Peanut Butter: Health Food or Junk Food?

One of the most popular fitness foods there is. For whatever reason, we all love it. On oats, toast or in smoothies, this versatile food is a staple for many!

Unfortunately, nut butters are also incredibly calorie dense. Without being someone who is familiar with weighing/tracking food, it would be easy to misjudge a serving size and end the day way over your calorie allowance.

Health:

Many of the components of peanut butter are incredibly useful for an individual who regularly exercises, or anyone who wants to make better wholefood choices, and avoid reliance on supplements to meet their needs. Some of which, we will mention below:

Vitamins- High in vitamin E, an antioxidant which many of us don't get enough of from our food. Vitamin E helps to strengthen the immune system and protect us against free radicals in the atmosphere. Peanut butter is also high in B vitamins. Each vitamin has its own unique benefits, but generally they promote healthy metabolism and function of major organs.

Minerals- Peanut butter contains high levels of various minerals, including magnesium. Magnesium, a key component of ZMA, is commonly supplemented by athletes for its part in muscle and nerve function and bone health. Other notable minerals include potassium, an electrolyte key to maintaining fluid balance in the body, copper, phosphorus and zinc.

'Good' Fats- Peanut butter comes under the bracket of 'monounsaturated fat'. Often considered 'healthy fats', monounsaturated fats include sources of omega 3 and 6 fatty acids. Key to bone health. Fats are important in the diet for absorption of fat soluble vitamins (A,D, E, K), satiety and hormone regulation. Nut butters are also often vegan (excluding those infused with whey), perfect for individuals who cannot meet fat requirements from dairy, meat or eggs!

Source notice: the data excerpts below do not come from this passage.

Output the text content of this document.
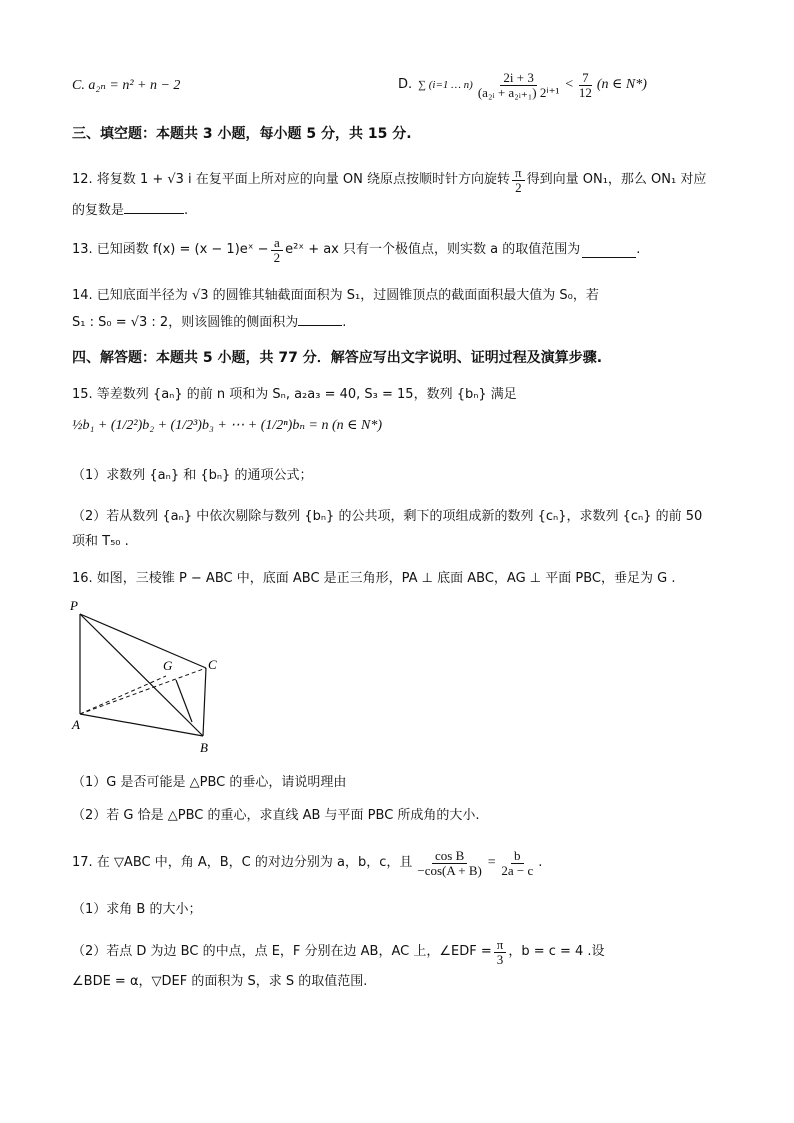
C. a₂ₙ = n² + n − 2	D. ∑ (i=1 … $n) \frac{2i + 3}{\text{(a₂ᵢ + a₂ᵢ₊₁) 2ⁱ⁺¹}} < \frac{7}{12} (n$ ∈ N*)
三、填空题：本题共 3 小题，每小题 5 分，共 15 分.
12. 将复数 1 + √3 i 在复平面上所对应的向量 ON 绕原点按顺时针方向旋转 $\frac{\pi}{2}$ 得到向量 ON₁，那么 ON₁ 对应
的复数是	.
13. 已知函数 f(x) = (x − 1)eˣ − $\frac{a}{2}$ e²ˣ + ax 只有一个极值点，则实数 a 的取值范围为	.
14. 已知底面半径为 √3 的圆锥其轴截面面积为 S₁，过圆锥顶点的截面面积最大值为 S₀，若
S₁ : S₀ = √3 : 2，则该圆锥的侧面积为	.
四、解答题：本题共 5 小题，共 77 分．解答应写出文字说明、证明过程及演算步骤.
15. 等差数列 {aₙ} 的前 n 项和为 Sₙ, a₂a₃ = 40, S₃ = 15，数列 {bₙ} 满足
½b₁ + (1/2²)b₂ + (1/2³)b₃ + ⋯ + (1/2ⁿ)bₙ = n (n ∈ N*)
（1）求数列 {aₙ} 和 {bₙ} 的通项公式；
（2）若从数列 {aₙ} 中依次剔除与数列 {bₙ} 的公共项，剩下的项组成新的数列 {cₙ}，求数列 {cₙ} 的前 50
项和 T₅₀ .
16. 如图，三棱锥 P − ABC 中，底面 ABC 是正三角形，PA ⊥ 底面 ABC，AG ⊥ 平面 PBC，垂足为 G .
P
G	C
A
B
（1）G 是否可能是 △PBC 的垂心，请说明理由
（2）若 G 恰是 △PBC 的重心，求直线 AB 与平面 PBC 所成角的大小.
17. 在 ▽ABC 中，角 A，B，C 的对边分别为 a，b，c，且 $\frac{\text{cos B}}{-\cos(A + B)} = \frac{b}{2a - c}$ .
（1）求角 B 的大小；
（2）若点 D 为边 BC 的中点，点 E，F 分别在边 AB，AC 上，∠EDF = $\frac{\pi}{3}$ ，b = c = 4 .设
∠BDE = α，▽DEF 的面积为 S，求 S 的取值范围.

Examples of monounsaturated fats

Junk?:

Not all peanut butters were created equal. Some cheaper, supermarket options are loaded with sugar, sodium and palm oil- an unsustainable vegetable oil which is not on a par with other oils such as coconut, macadamia or avocado.

If going for an unflavoured option, preferably choose a 100% peanut version such as Meridian. There will be some oil separation which but many prefer the runnier, meltier texture and natural taste!

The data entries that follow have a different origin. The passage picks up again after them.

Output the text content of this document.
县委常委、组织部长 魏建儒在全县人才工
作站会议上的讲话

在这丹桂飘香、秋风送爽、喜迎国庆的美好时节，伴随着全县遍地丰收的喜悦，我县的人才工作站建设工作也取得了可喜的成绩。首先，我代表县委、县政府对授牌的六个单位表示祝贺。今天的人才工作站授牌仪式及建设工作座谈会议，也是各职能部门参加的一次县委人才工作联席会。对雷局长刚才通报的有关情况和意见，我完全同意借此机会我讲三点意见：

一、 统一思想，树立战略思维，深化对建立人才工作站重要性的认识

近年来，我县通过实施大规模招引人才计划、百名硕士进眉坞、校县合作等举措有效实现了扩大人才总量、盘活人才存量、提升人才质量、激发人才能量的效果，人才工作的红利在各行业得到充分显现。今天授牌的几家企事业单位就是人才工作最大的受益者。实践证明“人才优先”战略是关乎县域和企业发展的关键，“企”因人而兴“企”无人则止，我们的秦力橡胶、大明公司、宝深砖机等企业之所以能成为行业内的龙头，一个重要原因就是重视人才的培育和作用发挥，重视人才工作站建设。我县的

As already mentioned, peanut butter is extremely calorie dense. If you weigh one food all day, make it your peanut butter! A small serving goes a long way on hot oatmeal, and you can always add other sweet additions such as berries for sweetness and volume.

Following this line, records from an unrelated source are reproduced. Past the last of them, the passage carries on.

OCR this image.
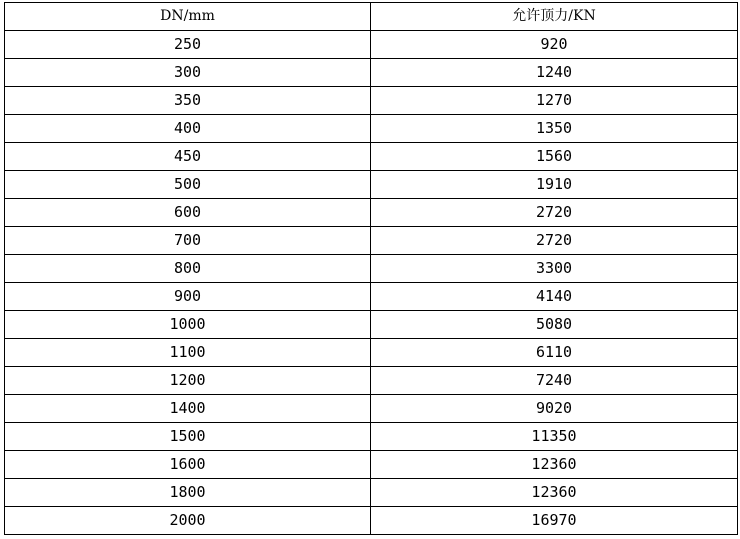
DN/mm	允许顶力/KN
250	920
300	1240
350	1270
400	1350
450	1560
500	1910
600	2720
700	2720
800	3300
900	4140
1000	5080
1100	6110
1200	7240
1400	9020
1500	11350
1600	12360
1800	12360
2000	16970
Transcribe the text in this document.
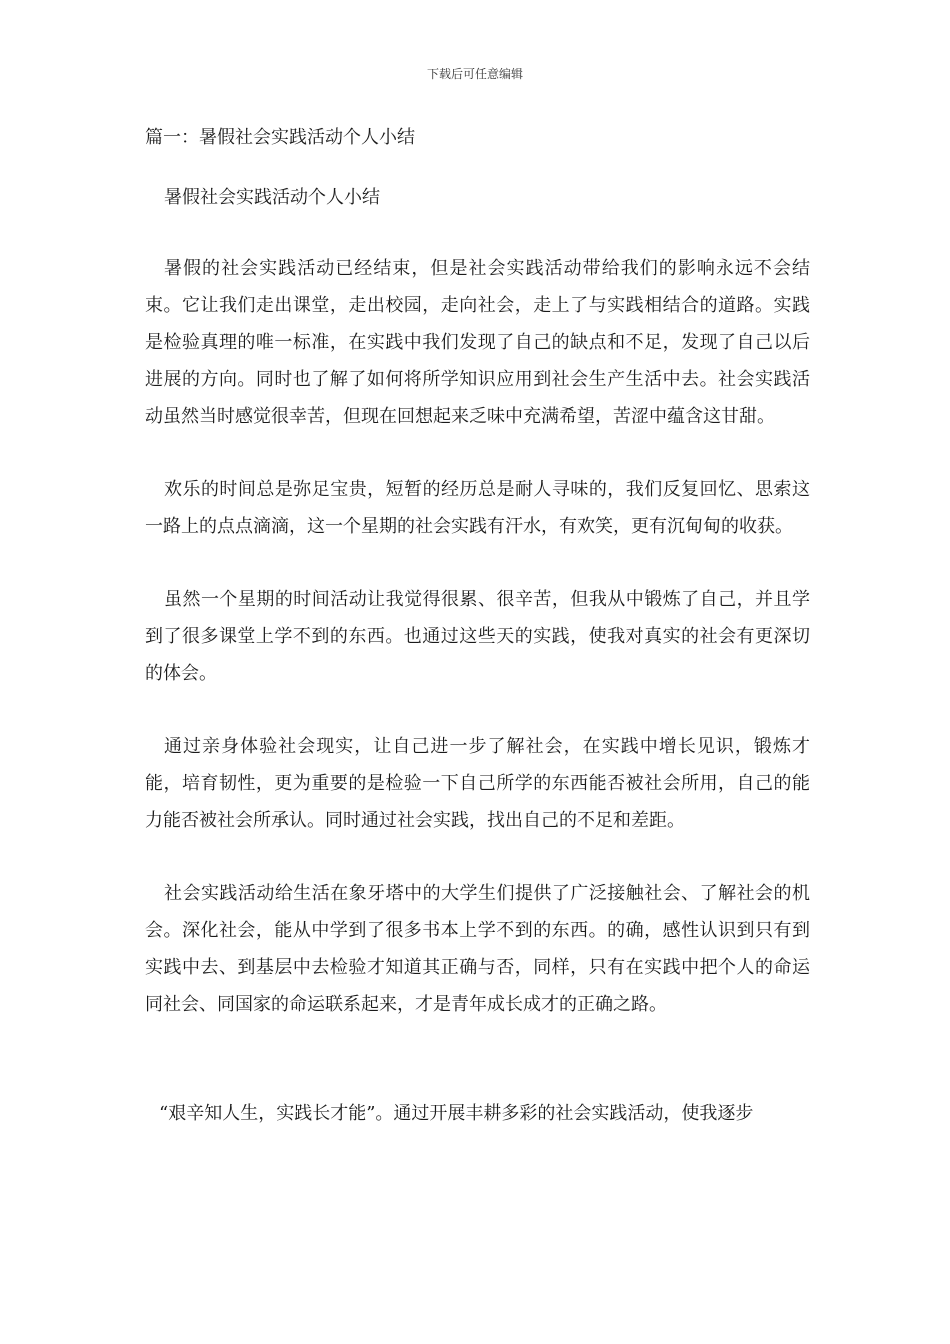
下载后可任意编辑
篇一：暑假社会实践活动个人小结
暑假社会实践活动个人小结

暑假的社会实践活动已经结束，但是社会实践活动带给我们的影响永远不会结束。它让我们走出课堂，走出校园，走向社会，走上了与实践相结合的道路。实践是检验真理的唯一标准，在实践中我们发现了自己的缺点和不足，发现了自己以后进展的方向。同时也了解了如何将所学知识应用到社会生产生活中去。社会实践活动虽然当时感觉很幸苦，但现在回想起来乏味中充满希望，苦涩中蕴含这甘甜。

欢乐的时间总是弥足宝贵，短暂的经历总是耐人寻味的，我们反复回忆、思索这一路上的点点滴滴，这一个星期的社会实践有汗水，有欢笑，更有沉甸甸的收获。

虽然一个星期的时间活动让我觉得很累、很辛苦，但我从中锻炼了自己，并且学到了很多课堂上学不到的东西。也通过这些天的实践，使我对真实的社会有更深切的体会。

通过亲身体验社会现实，让自己进一步了解社会，在实践中增长见识，锻炼才能，培育韧性，更为重要的是检验一下自己所学的东西能否被社会所用，自己的能力能否被社会所承认。同时通过社会实践，找出自己的不足和差距。

社会实践活动给生活在象牙塔中的大学生们提供了广泛接触社会、了解社会的机会。深化社会，能从中学到了很多书本上学不到的东西。的确，感性认识到只有到实践中去、到基层中去检验才知道其正确与否，同样，只有在实践中把个人的命运同社会、同国家的命运联系起来，才是青年成长成才的正确之路。

“艰辛知人生，实践长才能”。通过开展丰耕多彩的社会实践活动，使我逐步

Some of our other special flavoured peanut butters are a little lower in calories due to some of the fats being replaced with protein. Powdered peanut butter can be great for a low calorie version of the taste, but the healthy fat content is much less. This is where you need to weigh up what is more important- health benefits or macros? Explore our full range of options here.

Conclusion:

There are plenty of benefits to natural peanut butter, which we think make up for the calories! While we recommend eating any food in moderation, a serving or two of peanut butter a day certainly won't do any harm! We would also recommend getting your daily fats from a variety of sources. These might include; steak, salmon and/or high quality dark chocolate.